La communication de DAZN n'aide pas. Sur son compte X, la plateforme – qui est encore en train de constituer l'antenne française de sa rédaction communique pour le moins maladroitement, tentant de créer un engouement pour la première journée autour de joueurs pourtant suspendus (Edon Zhegrova, Teddy Teuma). Ironiquement, à quatre heures du premier match du championnat, le compte X du média était d'ailleurs lui-même suspendu. Sur son site, ce n'est pas beaucoup mieux : le logo utilisé pour l'AS Monaco a un temps été celui de son club de basket, la "Roca Team".

Le compte français de DAZN suspendu sur le réseau social X, le 16 août 2024 à 17h05. (franceinfo: sport)

La communication vise un public de plus en plus jeune, adaptée aux partenaires majeurs (sites de paris sportifs, chaînes de fast-food ou de livraison à domicile) et avec plusieurs intervenants rompus aux réseaux sociaux (l'humoriste Paul de Saint-Sernin, le chroniqueur Walid Acherchour), mais est justement fustigée par son cœur de cible. 

Reste que toutes les erreurs ne sont pas nécessairement à chercher du côté de DAZN : "La Ligue 1 n'a pas travaillé le produit, estime Lionel Maltese. On est sur la même chose que les années passées, sauf que l'on change le diffuseur. Pour l'instant, je ne vois pas trop d'innovation ou de contenu qui peut servir d'appât. Vous avez plus de promotion sur les plateformes et les offres que sur les matchs." 
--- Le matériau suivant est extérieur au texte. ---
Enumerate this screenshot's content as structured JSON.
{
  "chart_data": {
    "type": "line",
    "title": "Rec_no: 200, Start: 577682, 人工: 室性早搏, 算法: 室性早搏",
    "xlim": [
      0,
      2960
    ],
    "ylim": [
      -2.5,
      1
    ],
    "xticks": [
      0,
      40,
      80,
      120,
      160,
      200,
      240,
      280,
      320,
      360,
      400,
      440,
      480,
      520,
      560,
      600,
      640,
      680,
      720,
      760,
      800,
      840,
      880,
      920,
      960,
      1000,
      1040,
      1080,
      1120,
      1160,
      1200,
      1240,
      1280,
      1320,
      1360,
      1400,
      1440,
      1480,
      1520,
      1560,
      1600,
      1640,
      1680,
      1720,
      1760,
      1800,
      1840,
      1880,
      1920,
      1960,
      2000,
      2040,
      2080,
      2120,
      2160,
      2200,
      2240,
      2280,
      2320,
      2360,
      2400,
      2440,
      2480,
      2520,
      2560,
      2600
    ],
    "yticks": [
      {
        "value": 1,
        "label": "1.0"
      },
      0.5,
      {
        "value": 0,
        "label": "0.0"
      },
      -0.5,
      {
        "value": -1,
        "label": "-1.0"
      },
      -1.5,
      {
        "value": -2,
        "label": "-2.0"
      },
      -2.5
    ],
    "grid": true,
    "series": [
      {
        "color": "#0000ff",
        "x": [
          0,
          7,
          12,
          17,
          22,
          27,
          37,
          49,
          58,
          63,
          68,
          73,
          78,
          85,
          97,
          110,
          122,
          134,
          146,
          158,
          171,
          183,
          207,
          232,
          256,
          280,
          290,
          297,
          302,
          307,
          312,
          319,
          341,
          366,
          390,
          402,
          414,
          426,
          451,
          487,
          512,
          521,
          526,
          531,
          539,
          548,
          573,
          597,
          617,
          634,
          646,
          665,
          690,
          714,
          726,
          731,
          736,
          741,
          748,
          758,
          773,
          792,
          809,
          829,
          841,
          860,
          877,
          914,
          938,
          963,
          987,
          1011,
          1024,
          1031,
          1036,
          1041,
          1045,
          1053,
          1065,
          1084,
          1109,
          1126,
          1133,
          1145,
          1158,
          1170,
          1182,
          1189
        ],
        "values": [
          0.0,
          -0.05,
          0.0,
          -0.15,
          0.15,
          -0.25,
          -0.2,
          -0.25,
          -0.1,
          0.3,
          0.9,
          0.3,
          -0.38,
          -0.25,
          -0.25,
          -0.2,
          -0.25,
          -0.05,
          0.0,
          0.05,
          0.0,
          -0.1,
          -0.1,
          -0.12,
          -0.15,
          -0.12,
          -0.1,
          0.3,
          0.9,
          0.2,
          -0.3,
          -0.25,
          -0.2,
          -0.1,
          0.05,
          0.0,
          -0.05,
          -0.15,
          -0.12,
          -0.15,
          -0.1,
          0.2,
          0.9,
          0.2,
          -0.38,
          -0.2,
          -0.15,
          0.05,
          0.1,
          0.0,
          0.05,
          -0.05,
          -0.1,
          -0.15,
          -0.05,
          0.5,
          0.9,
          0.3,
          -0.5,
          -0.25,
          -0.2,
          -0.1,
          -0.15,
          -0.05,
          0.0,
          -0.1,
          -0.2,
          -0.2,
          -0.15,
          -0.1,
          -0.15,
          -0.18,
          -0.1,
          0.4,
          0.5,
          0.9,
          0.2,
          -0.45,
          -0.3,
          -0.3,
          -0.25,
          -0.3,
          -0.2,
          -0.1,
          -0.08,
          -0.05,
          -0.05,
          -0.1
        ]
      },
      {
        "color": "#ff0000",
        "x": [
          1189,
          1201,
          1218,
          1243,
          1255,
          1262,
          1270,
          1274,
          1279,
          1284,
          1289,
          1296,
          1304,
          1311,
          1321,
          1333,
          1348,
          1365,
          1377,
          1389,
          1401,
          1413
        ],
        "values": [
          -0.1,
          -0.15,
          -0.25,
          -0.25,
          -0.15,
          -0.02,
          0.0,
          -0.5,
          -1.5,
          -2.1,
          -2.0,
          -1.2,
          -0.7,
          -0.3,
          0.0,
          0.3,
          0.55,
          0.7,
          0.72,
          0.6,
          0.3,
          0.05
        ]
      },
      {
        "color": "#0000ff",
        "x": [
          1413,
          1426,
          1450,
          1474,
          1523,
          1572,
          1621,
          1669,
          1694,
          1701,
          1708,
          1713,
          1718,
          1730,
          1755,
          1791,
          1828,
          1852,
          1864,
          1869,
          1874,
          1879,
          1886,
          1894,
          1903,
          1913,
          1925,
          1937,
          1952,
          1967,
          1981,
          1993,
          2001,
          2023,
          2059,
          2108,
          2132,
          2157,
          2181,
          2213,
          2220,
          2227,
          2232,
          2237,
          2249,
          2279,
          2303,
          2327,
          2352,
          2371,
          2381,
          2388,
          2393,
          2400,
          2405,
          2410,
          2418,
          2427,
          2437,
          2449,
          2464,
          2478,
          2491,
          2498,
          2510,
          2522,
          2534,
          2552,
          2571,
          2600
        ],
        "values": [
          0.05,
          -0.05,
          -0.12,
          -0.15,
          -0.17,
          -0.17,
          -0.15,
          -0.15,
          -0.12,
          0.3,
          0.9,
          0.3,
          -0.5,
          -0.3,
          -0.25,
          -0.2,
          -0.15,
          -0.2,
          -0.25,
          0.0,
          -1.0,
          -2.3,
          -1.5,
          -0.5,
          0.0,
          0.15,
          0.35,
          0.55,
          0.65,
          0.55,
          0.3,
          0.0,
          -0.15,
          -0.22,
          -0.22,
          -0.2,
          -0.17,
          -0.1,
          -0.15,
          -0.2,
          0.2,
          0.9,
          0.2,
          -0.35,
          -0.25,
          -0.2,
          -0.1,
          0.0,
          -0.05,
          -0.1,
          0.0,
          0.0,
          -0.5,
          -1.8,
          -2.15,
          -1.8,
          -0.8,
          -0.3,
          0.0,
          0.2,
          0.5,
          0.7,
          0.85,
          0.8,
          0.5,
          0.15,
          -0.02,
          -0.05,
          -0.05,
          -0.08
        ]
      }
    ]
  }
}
La marque "Ligue des talents" n'a jamais vraiment été adoptée et ne manque pas d'être moquée par les Français eux-mêmes. Le départ de l'unique star, Kylian Mbappé, et la domination économique toujours plus prégnante du Paris Saint-Germain n'arrangent rien, comme le manque de recrutements prestigieux, directement lié au manque à gagner des droits TV.

"Générer de l'intérêt pour la Ligue 1, ce n'est pas le métier des diffuseurs", tranche Lionel Maltese. Force est de constater que le championnat français ne suscite plus vraiment la curiosité par-delà ses frontières, puisque ses droits de diffusion n'ont encore trouvé preneur ni en Angleterre, ni en Italie, ni en Espagne.